Goldman, whose J. Aron trading unit is one of the most renowned in the business, vowed to hold onto Metro, despite having considered a sale earlier this year.
“We will end up selling Metro at an appropriate time,” Cohn said. Goldman Sachs bought Metro under as a private equity exemption, he said, which allows the firm to keep it as an investment for up to 10 years. “We are staying in the commodity hedging business.”
But rival JPMorgan Chase said on Friday that it was quitting the business due in part to regulatory pressures, selling or spinning off the group that includes metals warehousing firm Henry Bath & Sons, the fourth-largest storage business in the LME system.
Pressure is expected to shift to traders like Glencore and Trafigura, which also bought warehouse operators following Goldman’s purchase of Metro International Trade Services for some US$550 million in early 2010.
Metro’s flagship facility in Detroit stores more than 1.4 million tonnes of aluminium, a quarter of the LME’s stockpile. Over 60 per cent of that is waiting to be delivered out.
The news met with some positive reaction in Washington.
“That’s great news and any pricing manifestations due to warehousing issues will hopefully resolve going forward,” said CFTC commissioner Bart Chilton, a frequent critic of the role of banks and other financial firms in commodity markets.
Regulators including the US Department of Justice and the US Commodity Futures Trading Commission have begun preliminary investigations into Wall Street banks and other large commodity traders which own metal warehouses.
On Wednesday sources said Britain’s regulator was also considering a deeper investigation.
“Goldman Sachs is contacting end users to offer to swap any aluminium currently in the queue for immediately available aluminium so that they have access to the metal they need to make or package their products,” the bank said. A Goldman source said the metal would be swapped out at the LME price, allowing end-users to avoid paying a cash market premium.
Goldman said its offer applies only to large metal consumers like carmakers and soft drink producers, not to financial traders like hedge funds, or rival merchant commodity traders like Glencore Xstrata or Trafigura.
The warehouse owners and outgoing LME chief executive Martin Abbott have said the complaints over long lines are unjustified, arguing there is no shortage of metal.
Instead, they said the long lines have been created by traders trying to move metal to rival warehouses that are offering financial incentives in a bid to boost their own rental income.
Goldman didn’t address questions about offering financial incentives for companies to store their metal at Metro sheds, which some say contributed to the backlog of aluminium.

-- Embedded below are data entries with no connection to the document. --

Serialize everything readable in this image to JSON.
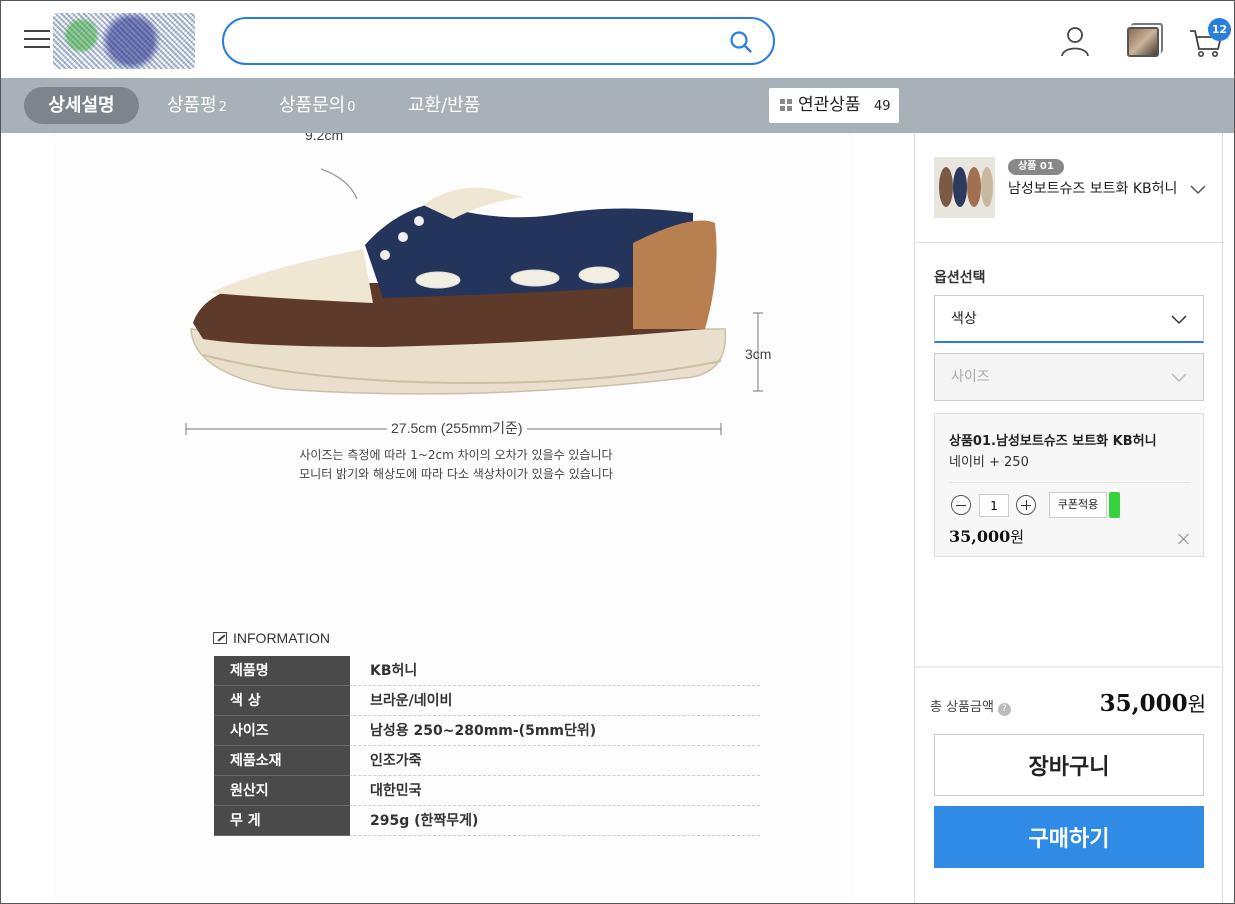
{
  "header": {
    "search_value": "",
    "cart_count": "12"
  },
  "tabs": [
    {
      "label": "상세설명",
      "count": ""
    },
    {
      "label": "상품평",
      "count": "2"
    },
    {
      "label": "상품문의",
      "count": "0"
    },
    {
      "label": "교환/반품",
      "count": ""
    }
  ],
  "related": {
    "label": "연관상품",
    "count": "49"
  },
  "detail": {
    "top_dim": "9.2cm",
    "height_dim": "3cm",
    "length_dim": "27.5cm (255mm기준)",
    "note_1": "사이즈는 측정에 따라 1~2cm 차이의 오차가 있을수 있습니다",
    "note_2": "모니터 밝기와 해상도에 따라 다소 색상차이가 있을수 있습니다",
    "info_title": "INFORMATION",
    "info_rows": [
      {
        "label": "제품명",
        "value": "KB허니"
      },
      {
        "label": "색 상",
        "value": "브라운/네이비"
      },
      {
        "label": "사이즈",
        "value": "남성용 250~280mm-(5mm단위)"
      },
      {
        "label": "제품소재",
        "value": "인조가죽"
      },
      {
        "label": "원산지",
        "value": "대한민국"
      },
      {
        "label": "무 게",
        "value": "295g (한짝무게)"
      }
    ]
  },
  "sidebar": {
    "badge": "상품 01",
    "product_name": "남성보트슈즈 보트화 KB허니",
    "option_title": "옵션선택",
    "color_select": "색상",
    "size_select": "사이즈",
    "selected": {
      "name": "상품01.남성보트슈즈 보트화 KB허니",
      "option": "네이비 + 250",
      "quantity": "1",
      "coupon": "쿠폰적용",
      "price": "35,000",
      "won": "원"
    },
    "total_label": "총 상품금액",
    "total_price": "35,000",
    "total_won": "원",
    "cart_button": "장바구니",
    "buy_button": "구매하기"
  },
  "colors": {
    "accent": "#2a7de1",
    "buy_button": "#2f8be6",
    "tab_bar": "#a9b1b8",
    "tab_active": "#7c858c"
  }
}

“It sounds to me like they’re offering ice in the winter,” said US anti-trust lawyer Robert Bernstein, a partner at New York-based Eaton & Van Winkle, who works on behalf of US copper fabricators.
“The problem is the queues have jacked up the premiums.”
The US Senate Banking Committee held its first hearing on the warehousing issue last week, when aluminium users represented by brewer MillerCoors said high physical prices have cost consumers an extra US$3 billion a year in expenses.
The warehouses and the LME, which oversees the storage outlets in its network, say the big stockpiles and high physical prices are the result of low interest rates and a market structure known as contango, which makes it profitable to sell metal forward and store it for months or years at a time.
It is also the byproduct of LME rules, which require warehousing companies to deliver a minimum amount of tonnages of metal each day. According to current rules, facilities with 900,000 tonnes or more metal have to load out 3,500 tonnes of metal.
The LME has proposed an overhaul of its warehousing policy that would come into effect in April.